La pluralité de la représentation sahraouie : entre la légitimité du réel et les limites de la patience historique

Conférence internationale pour le dialogue et la paix au Sahara occidental organisée par le MSP à Dakar
Le conflit du Sahara occidental, l’un des plus longuement étirés du Maghreb, traverse les générations sans s’effacer.

Il continue de façonner des trajectoires humaines, politiques et sociales — à Laâyoune ,Dakhla comme à Smara, dans les camps de Tindouf ou au cœur de la diaspora — sans que son intensité symbolique ne s’érode. Reconnaître cette continuité ne suffit pourtant plus à justifier une représentation politique unique. Une transformation profonde s’opère : la voix sahraouie n’est plus monolithique, elle devient plurielle. Ce changement n’est pas une fissure — c’est un signe de maturité politique.

L’émergence du Mouvement Sahraoui pour la Paix (MSP) illustre cette mutation interne. Le mouvement ne nie ni le passé ni les acteurs historiques ; il ouvre un espace politique nécessaire. Son ambition est claire : proposer un statut sahraoui fondé sur le dialogue, la dignité et la paix, capable d’intégrer toutes les composantes du peuple sahraoui — réfugiés, populations des territoires sous administration marocaine, diaspora mondiale.

Ce positionnement repose sur quatre piliers :

  • Reconnaître la diversité interne des Sahraouis et non la nier.
  • ⁠Faire du contrat politique sahraoui-sahraoui la base d’un avenir partagé.
  • Considérer que la légitimité d’une solution dépendra de l’inclusion, non de l’exclusivité.
  • Défendre un cadre de paix négociée, avec garanties institutionnelles, sociales et culturelles.

Le MSP propose ainsi de dépasser l’ancienne dichotomie indépendance totale vs rattachement sans conditions, en offrant un troisième espace de pensée et de construction politique.

La Résolution 2797 du Conseil de sécurité (31 octobre 2025) marque une inflexion décisive. Pour la première fois de manière explicite, elle consacre le plan d’autonomie marocain de 2007 comme “base politique de négociation”, en vue d’une solution juste, durable et mutuellement acceptable.

Elle implique trois mutations majeures :

  • L’autonomie sous souveraineté marocaine est considérée comme la solution la plus réaliste et faisable.
  • ⁠Le cadre des négociations se recentre autour de cette option, réduisant l’espace du “tout ou rien”.
  • ⁠Le référendum historique n’est plus l’axe central du processus international.

La conséquence est claire : le temps des absolus s’estompe ; celui du compromis structuré s’affirme.

Un accord peut être écrit à New York, mais son application se joue dans le vécu réel des Sahraouis.

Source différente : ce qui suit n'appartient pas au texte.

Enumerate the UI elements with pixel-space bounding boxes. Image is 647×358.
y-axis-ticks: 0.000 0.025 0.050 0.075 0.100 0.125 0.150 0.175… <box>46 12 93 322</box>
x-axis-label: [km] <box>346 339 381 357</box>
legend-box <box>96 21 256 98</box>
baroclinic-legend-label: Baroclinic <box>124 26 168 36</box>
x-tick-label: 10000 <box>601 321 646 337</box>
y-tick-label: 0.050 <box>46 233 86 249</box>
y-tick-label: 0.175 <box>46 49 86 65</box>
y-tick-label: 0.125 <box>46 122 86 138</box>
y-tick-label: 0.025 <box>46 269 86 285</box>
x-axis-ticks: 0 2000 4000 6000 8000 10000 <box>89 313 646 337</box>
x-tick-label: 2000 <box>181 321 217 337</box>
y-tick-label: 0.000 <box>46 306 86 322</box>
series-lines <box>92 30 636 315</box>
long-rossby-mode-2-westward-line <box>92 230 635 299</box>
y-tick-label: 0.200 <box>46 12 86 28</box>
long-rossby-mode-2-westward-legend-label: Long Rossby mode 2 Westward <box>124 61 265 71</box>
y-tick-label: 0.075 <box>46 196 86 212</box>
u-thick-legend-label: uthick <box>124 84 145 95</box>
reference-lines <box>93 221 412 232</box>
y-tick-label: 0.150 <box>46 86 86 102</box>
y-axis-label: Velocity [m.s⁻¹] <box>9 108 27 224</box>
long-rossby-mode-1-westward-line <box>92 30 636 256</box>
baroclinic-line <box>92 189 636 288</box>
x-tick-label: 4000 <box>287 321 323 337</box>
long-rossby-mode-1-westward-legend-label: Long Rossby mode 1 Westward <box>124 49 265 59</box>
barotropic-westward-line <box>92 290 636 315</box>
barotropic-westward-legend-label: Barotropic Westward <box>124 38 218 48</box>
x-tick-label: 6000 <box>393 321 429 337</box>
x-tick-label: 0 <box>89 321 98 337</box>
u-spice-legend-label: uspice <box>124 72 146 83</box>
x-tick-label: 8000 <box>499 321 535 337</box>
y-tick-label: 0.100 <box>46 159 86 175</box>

Toute solution qui n’intègre pas la pluralité des représentations internes sera fragile. Ce n’est pas un enjeu idéologique, mais un équation de survie politique.

Le MSP, en portant un statut sahraoui pluraliste, répond directement à cette nouvelle équation imposée par la Résolution 2797 :

  • Il offre un mécanisme politique d’inclusion.
  • Il crée un espace permettant à différentes générations de prendre part au futur.
  • Il garantit qu’un accord négocié ne soit pas seulement signé, mais accepté.

La pluralité devient non plus une menace, mais une assurance de durabilité.

On invoque souvent le “souffle long sahraoui”. Mais la patience n’a pas le même poids pour :

  • ⁠celui qui attend depuis 50 ans dans un camp de réfugiés,
  • celui qui vit sous administration marocaine dans les villes du Sud,
  • celui qui est né loin du Sahara et n’a jamais vu la terre réclamée.

Le temps politique avance — parfois contre ceux qui espèrent l’arrêter.

La vraie question n’est plus : Combien de temps pouvons-nous encore attendre ? Mais plutôt : Combien de générations encore avons-nous le droit de condamner à l’attente ?

Aucune paix durable ne naît d’une voix unique.

Elle naît d’une rencontre, d’un contrat politique, d’un peuple qui se parle à lui-même avant de parler au monde.

La conjonction actuelle —d’un MSP qui propose un statut sahraoui inclusif, et d’une résolution 2797 qui pose l’autonomie comme base internationale  ouvre un moment historique.

Deux chemins se présentent :

  • Une solution écrite de l’extérieur, sans pluralisme — donc fragile.
  • Une solution construite de l’intérieur, par pluralité — donc légitime.

L’avenir sahraoui ne dépend plus seulement du monde. Il dépend de la capacité des Sahraouis à parler ensemble, non à parler l’un à la place de l’autre.